Nel 2012 a Gaza City è nato il Centro italiano di scambi culturali Vik Gaza, “a seguito delle richieste di diversi giovani che conoscevano Vittorio -spiega Meri Calvelli, la direttrice-. Era importante e direi dovuto riconoscere la sua presenza costante in Palestina: ha dato dignità a un popolo non considerato dal resto del mondo. Le nuove generazioni potranno ricordarlo, conoscere un pezzo di storia e il significato della solidarietà”. Il centro ha coinvolto migliaia di abitanti di Gaza in attività educative, sportive, di formazione, emergenza e sostegno, ma sono soprattutto gli scambi culturali che Calvelli sottolinea: “Centinaia di italiani hanno avuto la possibilità di entrare nella Striscia e vedere con i propri occhi la situazione. Mentre donne, uomini, giovani e bambini di Gaza si sono confrontati con culture differenti, ma con la stessa voglia di sapere e comunicare”.

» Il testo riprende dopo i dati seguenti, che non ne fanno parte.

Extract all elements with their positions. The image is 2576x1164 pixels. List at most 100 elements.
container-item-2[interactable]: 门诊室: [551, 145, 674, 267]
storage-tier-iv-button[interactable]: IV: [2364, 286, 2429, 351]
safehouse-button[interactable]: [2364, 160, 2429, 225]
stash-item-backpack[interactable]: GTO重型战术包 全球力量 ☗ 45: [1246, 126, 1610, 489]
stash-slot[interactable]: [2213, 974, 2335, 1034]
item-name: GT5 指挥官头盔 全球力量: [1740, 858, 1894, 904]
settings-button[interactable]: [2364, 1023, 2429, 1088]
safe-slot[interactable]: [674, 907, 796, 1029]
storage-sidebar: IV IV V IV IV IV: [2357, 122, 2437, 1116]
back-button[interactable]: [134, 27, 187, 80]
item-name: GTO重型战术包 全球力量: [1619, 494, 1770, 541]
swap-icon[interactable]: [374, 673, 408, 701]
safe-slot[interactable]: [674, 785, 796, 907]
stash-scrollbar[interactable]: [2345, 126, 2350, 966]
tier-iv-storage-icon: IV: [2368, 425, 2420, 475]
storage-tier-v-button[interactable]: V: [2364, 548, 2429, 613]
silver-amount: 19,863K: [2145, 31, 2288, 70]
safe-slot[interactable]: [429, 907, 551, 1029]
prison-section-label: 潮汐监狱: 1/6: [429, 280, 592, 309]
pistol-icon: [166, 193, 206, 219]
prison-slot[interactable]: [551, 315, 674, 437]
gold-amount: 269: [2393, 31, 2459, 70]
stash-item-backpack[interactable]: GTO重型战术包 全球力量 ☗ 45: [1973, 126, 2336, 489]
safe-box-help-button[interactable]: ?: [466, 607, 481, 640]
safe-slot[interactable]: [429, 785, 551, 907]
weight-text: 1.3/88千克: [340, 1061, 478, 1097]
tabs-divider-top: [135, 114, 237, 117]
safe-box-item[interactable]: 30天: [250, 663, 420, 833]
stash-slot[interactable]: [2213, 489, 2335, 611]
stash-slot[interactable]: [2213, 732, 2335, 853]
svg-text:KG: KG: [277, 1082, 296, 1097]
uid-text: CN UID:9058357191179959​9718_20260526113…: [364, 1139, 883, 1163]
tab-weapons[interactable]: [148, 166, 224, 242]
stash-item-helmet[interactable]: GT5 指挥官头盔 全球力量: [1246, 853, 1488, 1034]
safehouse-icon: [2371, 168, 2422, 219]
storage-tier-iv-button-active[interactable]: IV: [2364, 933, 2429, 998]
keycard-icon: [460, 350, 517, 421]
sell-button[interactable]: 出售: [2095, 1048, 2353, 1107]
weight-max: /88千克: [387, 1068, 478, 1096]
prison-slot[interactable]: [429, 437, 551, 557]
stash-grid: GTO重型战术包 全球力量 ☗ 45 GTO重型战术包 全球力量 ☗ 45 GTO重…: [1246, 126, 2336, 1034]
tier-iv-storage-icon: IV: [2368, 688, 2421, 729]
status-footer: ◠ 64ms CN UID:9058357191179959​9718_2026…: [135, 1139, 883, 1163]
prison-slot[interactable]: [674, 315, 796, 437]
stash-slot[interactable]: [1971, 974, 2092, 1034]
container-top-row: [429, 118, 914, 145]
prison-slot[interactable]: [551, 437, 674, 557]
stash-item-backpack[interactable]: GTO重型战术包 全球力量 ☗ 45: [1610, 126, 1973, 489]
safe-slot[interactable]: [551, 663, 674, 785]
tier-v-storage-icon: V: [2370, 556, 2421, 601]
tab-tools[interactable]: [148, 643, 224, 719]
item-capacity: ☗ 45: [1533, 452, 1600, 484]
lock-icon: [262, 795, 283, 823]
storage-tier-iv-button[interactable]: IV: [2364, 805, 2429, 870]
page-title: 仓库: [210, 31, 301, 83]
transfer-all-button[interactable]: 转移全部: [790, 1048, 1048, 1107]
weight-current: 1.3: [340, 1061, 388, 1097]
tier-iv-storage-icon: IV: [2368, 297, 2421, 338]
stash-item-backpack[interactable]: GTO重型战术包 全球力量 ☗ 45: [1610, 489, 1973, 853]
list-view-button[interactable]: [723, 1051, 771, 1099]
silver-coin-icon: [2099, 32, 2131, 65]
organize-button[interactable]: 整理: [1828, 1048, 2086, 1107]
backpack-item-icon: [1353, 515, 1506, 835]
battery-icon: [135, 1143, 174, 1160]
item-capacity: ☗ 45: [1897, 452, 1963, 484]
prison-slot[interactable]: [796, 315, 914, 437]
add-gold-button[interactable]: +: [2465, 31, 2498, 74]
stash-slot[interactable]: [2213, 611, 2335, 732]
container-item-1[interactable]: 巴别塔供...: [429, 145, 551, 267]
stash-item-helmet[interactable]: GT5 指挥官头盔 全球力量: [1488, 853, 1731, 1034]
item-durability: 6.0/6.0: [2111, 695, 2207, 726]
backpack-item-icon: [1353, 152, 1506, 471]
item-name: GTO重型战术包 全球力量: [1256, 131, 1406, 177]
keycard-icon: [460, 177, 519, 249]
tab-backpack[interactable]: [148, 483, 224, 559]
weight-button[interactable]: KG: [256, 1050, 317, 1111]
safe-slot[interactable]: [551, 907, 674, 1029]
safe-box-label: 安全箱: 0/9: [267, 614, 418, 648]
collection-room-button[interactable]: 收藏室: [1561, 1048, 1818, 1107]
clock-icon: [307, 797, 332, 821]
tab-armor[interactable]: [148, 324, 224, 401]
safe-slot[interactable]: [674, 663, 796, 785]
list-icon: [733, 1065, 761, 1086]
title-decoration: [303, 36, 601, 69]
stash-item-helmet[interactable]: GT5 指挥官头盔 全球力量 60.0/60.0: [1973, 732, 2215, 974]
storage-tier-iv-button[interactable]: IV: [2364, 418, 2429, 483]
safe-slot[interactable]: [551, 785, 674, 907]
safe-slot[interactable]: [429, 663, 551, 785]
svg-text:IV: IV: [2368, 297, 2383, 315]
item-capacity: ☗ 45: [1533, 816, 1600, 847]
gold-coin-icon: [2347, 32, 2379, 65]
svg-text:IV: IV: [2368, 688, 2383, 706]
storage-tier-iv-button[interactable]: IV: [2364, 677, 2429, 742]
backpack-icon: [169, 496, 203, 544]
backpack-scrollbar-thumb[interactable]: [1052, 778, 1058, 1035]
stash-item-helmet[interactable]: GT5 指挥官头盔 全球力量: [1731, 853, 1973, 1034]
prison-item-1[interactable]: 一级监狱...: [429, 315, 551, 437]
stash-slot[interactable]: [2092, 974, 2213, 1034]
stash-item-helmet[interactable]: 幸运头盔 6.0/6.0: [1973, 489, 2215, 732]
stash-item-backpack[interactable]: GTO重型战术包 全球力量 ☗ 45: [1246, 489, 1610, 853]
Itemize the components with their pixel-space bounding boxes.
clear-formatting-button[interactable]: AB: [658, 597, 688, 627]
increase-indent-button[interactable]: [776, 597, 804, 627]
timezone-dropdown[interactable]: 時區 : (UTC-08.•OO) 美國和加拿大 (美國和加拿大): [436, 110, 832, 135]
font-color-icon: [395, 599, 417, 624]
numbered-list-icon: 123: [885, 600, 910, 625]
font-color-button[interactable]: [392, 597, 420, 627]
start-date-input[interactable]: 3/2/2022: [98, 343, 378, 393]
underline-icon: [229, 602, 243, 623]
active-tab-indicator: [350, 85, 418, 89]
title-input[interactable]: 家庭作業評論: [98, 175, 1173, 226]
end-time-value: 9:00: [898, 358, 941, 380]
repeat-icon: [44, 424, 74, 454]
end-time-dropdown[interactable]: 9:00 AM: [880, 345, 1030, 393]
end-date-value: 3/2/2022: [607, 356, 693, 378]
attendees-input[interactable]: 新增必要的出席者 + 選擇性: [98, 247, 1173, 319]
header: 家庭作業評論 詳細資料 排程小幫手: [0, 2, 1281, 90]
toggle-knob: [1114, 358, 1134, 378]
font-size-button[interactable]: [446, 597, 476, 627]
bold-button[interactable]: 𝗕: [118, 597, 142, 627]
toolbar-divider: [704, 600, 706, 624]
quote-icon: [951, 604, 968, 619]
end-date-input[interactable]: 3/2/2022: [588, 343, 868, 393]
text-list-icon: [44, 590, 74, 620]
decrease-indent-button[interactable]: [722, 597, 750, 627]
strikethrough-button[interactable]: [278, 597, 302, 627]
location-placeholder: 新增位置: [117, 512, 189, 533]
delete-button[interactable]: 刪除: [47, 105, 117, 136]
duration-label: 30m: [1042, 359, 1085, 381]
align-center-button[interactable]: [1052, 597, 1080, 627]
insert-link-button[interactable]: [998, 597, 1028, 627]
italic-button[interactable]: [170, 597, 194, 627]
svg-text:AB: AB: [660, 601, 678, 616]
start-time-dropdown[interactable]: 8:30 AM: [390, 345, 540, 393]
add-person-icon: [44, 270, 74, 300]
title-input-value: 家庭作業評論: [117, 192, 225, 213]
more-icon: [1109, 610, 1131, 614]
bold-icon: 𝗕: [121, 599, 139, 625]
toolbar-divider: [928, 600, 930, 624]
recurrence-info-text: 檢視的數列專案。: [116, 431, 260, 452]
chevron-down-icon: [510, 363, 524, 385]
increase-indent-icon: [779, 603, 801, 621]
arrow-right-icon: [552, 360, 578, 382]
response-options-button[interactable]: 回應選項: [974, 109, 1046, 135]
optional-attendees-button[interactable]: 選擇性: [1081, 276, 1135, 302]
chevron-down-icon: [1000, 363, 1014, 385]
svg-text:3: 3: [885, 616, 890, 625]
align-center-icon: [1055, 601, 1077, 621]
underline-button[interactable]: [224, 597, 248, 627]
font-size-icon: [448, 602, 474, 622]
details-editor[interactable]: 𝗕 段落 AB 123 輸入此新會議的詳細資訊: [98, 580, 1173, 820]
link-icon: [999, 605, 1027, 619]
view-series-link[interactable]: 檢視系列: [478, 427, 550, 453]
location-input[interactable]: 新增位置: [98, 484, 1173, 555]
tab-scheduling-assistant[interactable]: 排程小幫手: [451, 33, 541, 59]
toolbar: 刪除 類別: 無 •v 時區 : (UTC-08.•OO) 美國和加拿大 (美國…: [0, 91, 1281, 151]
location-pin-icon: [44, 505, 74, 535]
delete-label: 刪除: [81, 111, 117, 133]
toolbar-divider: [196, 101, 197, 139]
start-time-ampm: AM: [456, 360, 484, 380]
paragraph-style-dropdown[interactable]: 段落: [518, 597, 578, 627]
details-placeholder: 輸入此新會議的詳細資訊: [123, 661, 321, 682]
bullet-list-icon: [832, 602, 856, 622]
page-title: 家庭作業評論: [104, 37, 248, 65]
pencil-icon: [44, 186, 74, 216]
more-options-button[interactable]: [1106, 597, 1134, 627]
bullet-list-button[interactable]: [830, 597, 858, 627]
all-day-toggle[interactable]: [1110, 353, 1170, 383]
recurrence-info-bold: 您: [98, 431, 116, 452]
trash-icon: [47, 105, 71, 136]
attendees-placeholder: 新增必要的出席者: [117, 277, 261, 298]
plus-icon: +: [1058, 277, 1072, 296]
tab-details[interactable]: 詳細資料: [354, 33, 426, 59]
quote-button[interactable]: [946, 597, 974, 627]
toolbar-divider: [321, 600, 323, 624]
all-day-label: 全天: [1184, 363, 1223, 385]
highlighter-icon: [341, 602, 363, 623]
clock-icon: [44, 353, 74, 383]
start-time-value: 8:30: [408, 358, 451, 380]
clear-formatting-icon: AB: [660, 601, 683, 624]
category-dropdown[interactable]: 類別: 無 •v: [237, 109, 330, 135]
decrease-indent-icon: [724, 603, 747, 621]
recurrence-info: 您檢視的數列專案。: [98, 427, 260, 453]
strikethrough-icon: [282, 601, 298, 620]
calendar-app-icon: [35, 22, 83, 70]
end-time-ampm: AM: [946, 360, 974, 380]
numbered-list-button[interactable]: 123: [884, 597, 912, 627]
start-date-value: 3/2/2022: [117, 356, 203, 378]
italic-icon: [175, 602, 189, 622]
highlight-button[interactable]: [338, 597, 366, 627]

“Il Free style festival -continua Calvelli- con i workshop di arte, musica, sport, media e comunicazione, ha cresciuto un’intera generazione. Le attività sono diventate uno stile di vita: libertà di movimento per denunciare le continue violazioni dei diritti umani e dare respiro e forza a una generazione che ha voglia di volare libera”. In cantiere ora c’è “Green hopes Gaza”, un progetto di riqualificazione sociale e ambientale che ha coinvolto la popolazione per creare uno spazio per i giovani, ma non solo: prevede infatti verde pubblico, un circo, uno skatepark, cinema e arte. Speranze di normalità.